The first robot and networked tablets are making their way today to an Ebola treatment unit in Liberia, where they will give aid workers their first chance at sharing data about the deadly outbreak. For doctors and nurses accustomed to scribbling patient notes on pieces of paper in any of the Ebola Treatment Units (ETU) scattered across West Africa, this will be the first time they’ll have access to portable computers that can share information wirelessly.
It also gives them an electronic medical record system to track patients and share treatment and disease information with clinicians in other units and researchers in various countries.
“I think that this system is critical to fighting the outbreak,” Theobald told Computerworld. “This is the first time they’ll be using digital records at all in any of the ETUs. Everyone has been using paper. If they have had a tablet, all the information they’re capturing is stuck on that tablet because they haven’t been able to data share across tablets.”
Theobald, who worked with VGo, a Nashua, N.H.-based robotic telepresence company, is focused on having the electronic medical record system it includes the wireless network, the tablets and a VGo telepresence robot up and functioning by Tuesday, when a new Ebola clinic is set to open in Monrovia.
Vecna Cares, a healthcare IT company, will also be bringing the medical records system, minus the robot, to ETUs in Lunsar and Makeni, both towns in Sierra Leone.
Depending on how well the VGo robot functions and is accepted in Monrovia, others could be sent to Sierra Leone to aid outbreak efforts there.
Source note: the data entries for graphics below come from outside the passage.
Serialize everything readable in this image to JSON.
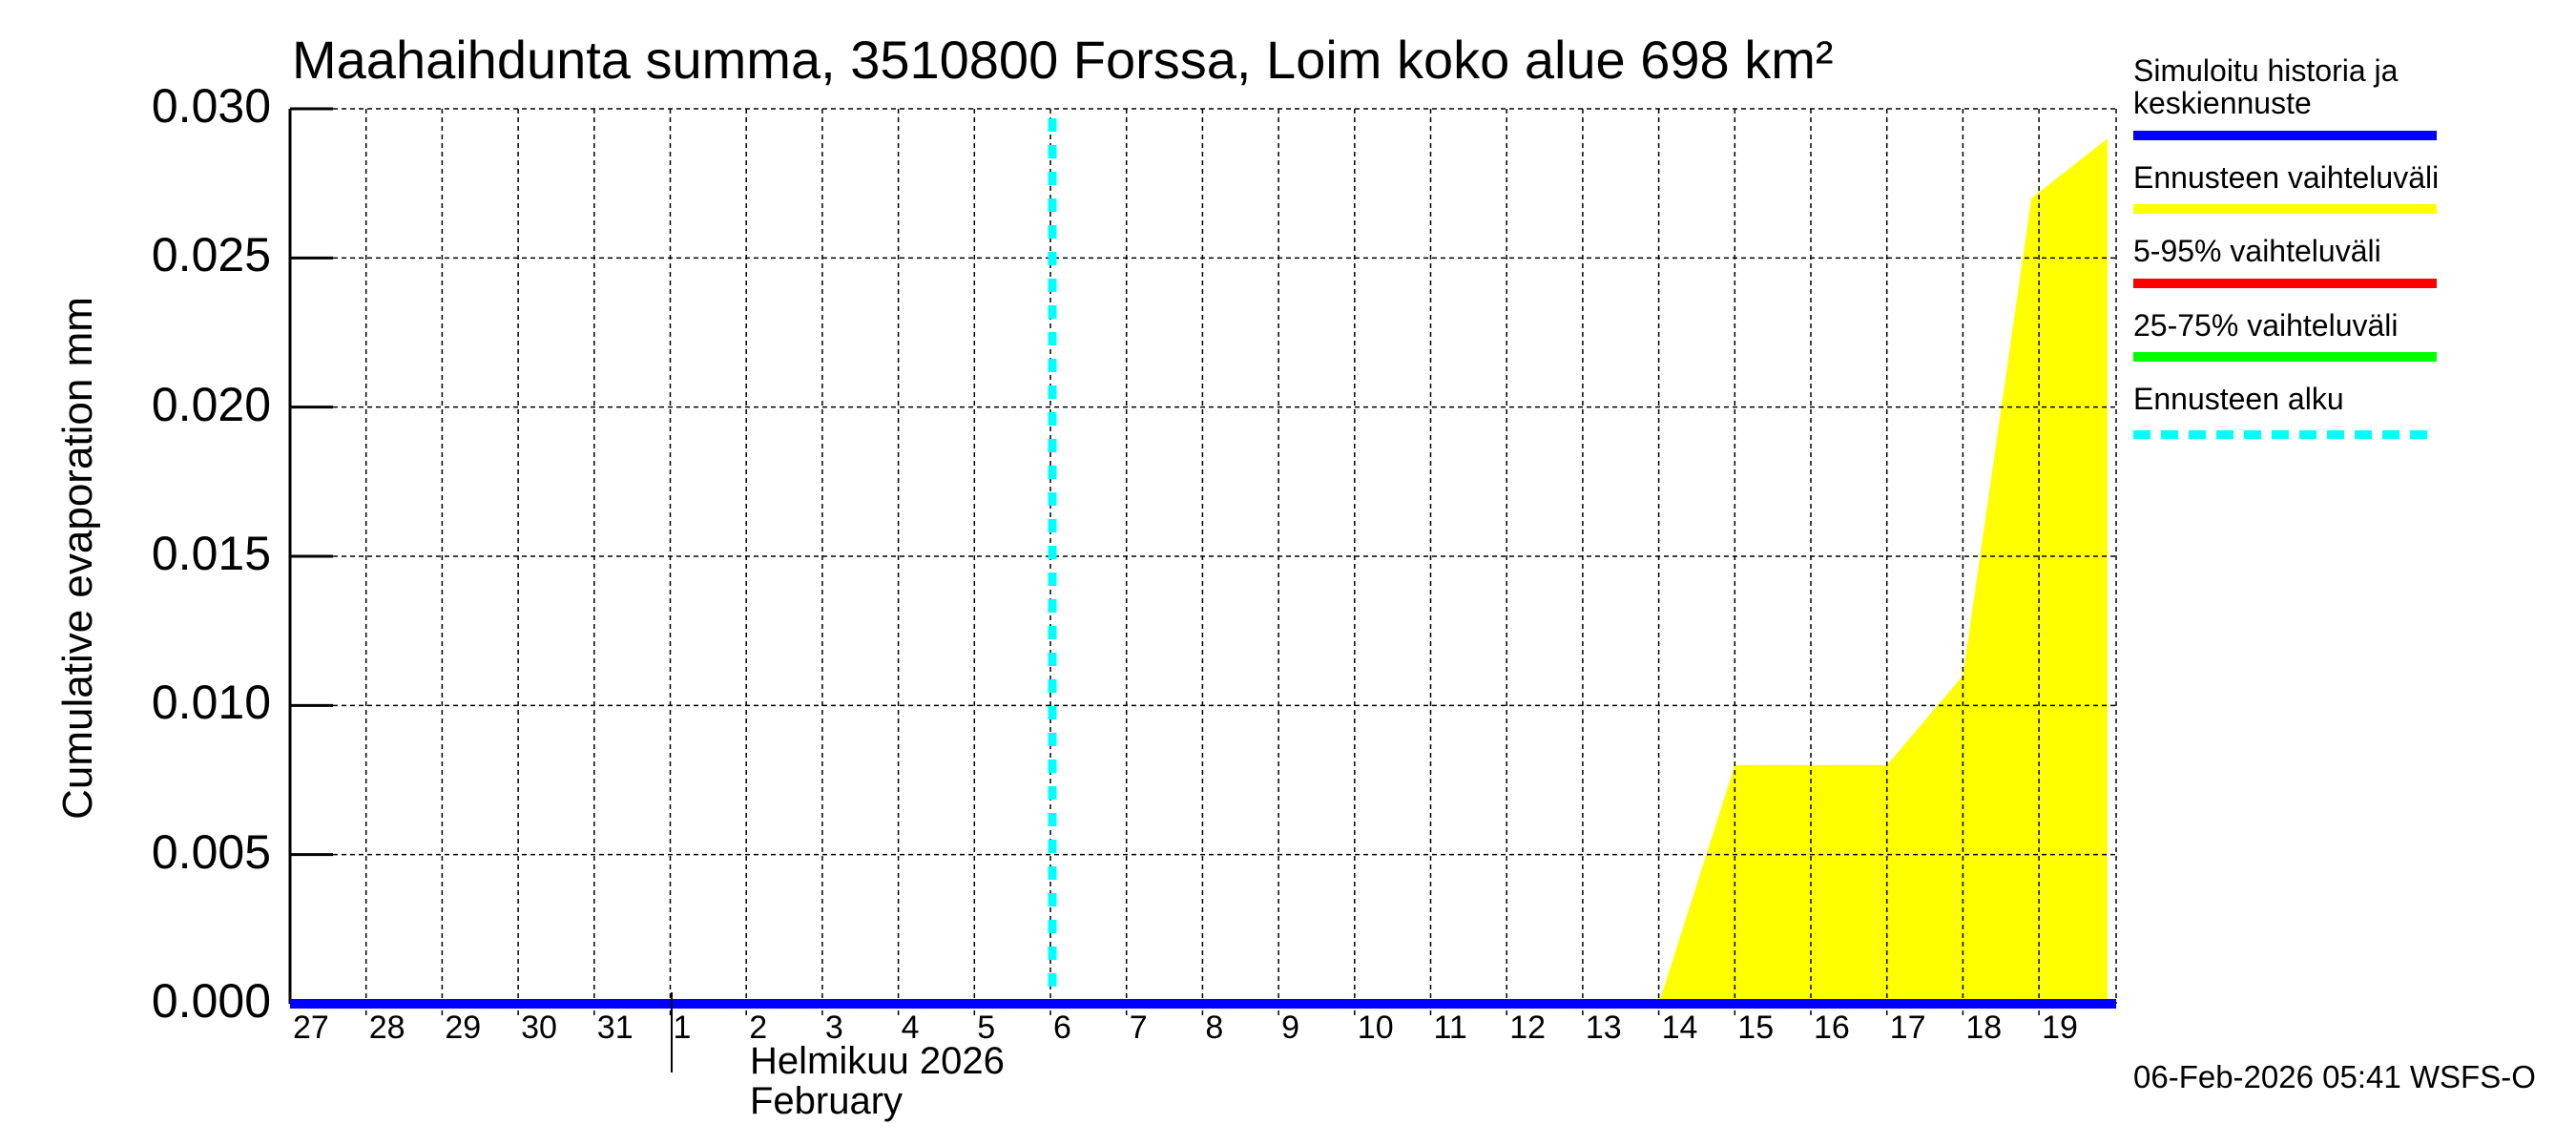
{
  "chart_data": {
    "type": "area",
    "title": "Maahaihdunta summa, 3510800 Forssa, Loim koko alue 698 km²",
    "xlabel": "Helmikuu 2026 / February",
    "ylabel": "Cumulative evaporation   mm",
    "ylim": [
      0.0,
      0.03
    ],
    "yticks": [
      "0.000",
      "0.005",
      "0.010",
      "0.015",
      "0.020",
      "0.025",
      "0.030"
    ],
    "xticks": [
      "27",
      "28",
      "29",
      "30",
      "31",
      "1",
      "2",
      "3",
      "4",
      "5",
      "6",
      "7",
      "8",
      "9",
      "10",
      "11",
      "12",
      "13",
      "14",
      "15",
      "16",
      "17",
      "18",
      "19"
    ],
    "grid": true,
    "legend_position": "right",
    "forecast_start": "6 (Feb 6, 2026)",
    "series": [
      {
        "name": "Simuloitu historia ja keskiennuste",
        "color": "#0000ff",
        "x": [
          "27",
          "19"
        ],
        "values": [
          0.0,
          0.0
        ]
      },
      {
        "name": "Ennusteen vaihteluväli",
        "color": "#ffff00",
        "type": "band",
        "x": [
          "14",
          "15",
          "16",
          "17",
          "18",
          "18.9",
          "19.9"
        ],
        "upper": [
          0.0,
          0.008,
          0.008,
          0.008,
          0.011,
          0.027,
          0.029
        ],
        "lower": [
          0.0,
          0.0,
          0.0,
          0.0,
          0.0,
          0.0,
          0.0
        ]
      },
      {
        "name": "5-95% vaihteluväli",
        "color": "#ff0000",
        "values": []
      },
      {
        "name": "25-75% vaihteluväli",
        "color": "#00ff00",
        "values": []
      },
      {
        "name": "Ennusteen alku",
        "color": "#00ffff",
        "style": "dashed",
        "x": [
          "6"
        ]
      }
    ]
  },
  "header": {
    "title": "Maahaihdunta summa, 3510800 Forssa, Loim koko alue 698 km²"
  },
  "axis": {
    "ylabel": "Cumulative evaporation   mm",
    "month_fi": "Helmikuu  2026",
    "month_en": "February"
  },
  "legend": {
    "items": [
      {
        "label": "Simuloitu historia ja",
        "label2": "keskiennuste",
        "color": "#0000ff"
      },
      {
        "label": "Ennusteen vaihteluväli",
        "color": "#ffff00"
      },
      {
        "label": "5-95% vaihteluväli",
        "color": "#ff0000"
      },
      {
        "label": "25-75% vaihteluväli",
        "color": "#00ff00"
      },
      {
        "label": "Ennusteen alku",
        "color": "#00ffff"
      }
    ]
  },
  "footer": {
    "timestamp": "06-Feb-2026 05:41 WSFS-O"
  }
}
Theobald, who will be staying in Liberia to initially run the robot and train others to operate it, said the robot, for now, is being used as a training assistant. The telepresence robot, which has audio, a camera and a screen showing a remote user’s face, will enable the trainer, who can safely stay out of the infectious area, to help a doctor or nurse who might have questions about using the tablets or the Wi-Fi network while treating patients.
“To support the doctors capturing the data, we’re bringing the robot,” she said. “Clinicians working in the unit are wearing hazmat suits and three layers of gloves. The doctors are coming to a new place and now they’re trying to collect data with something they haven’t used before. That’s a difficult hump to get over. They need to worry about their patients and the treatments they’re giving them and not the technology. We’ll be right there beside them with the robot.”
However, Theobald said she suspects that once the aid workers see how much help a telepresence robot can offer in a clinical situation, they’ll want to use VGo as more than just a training assistant. The robot, for instance, could allow nurses and doctors outside of the quarantined area to communicate with patients and clinicians inside. It also would enable them to observe patients and how they respond to treatments.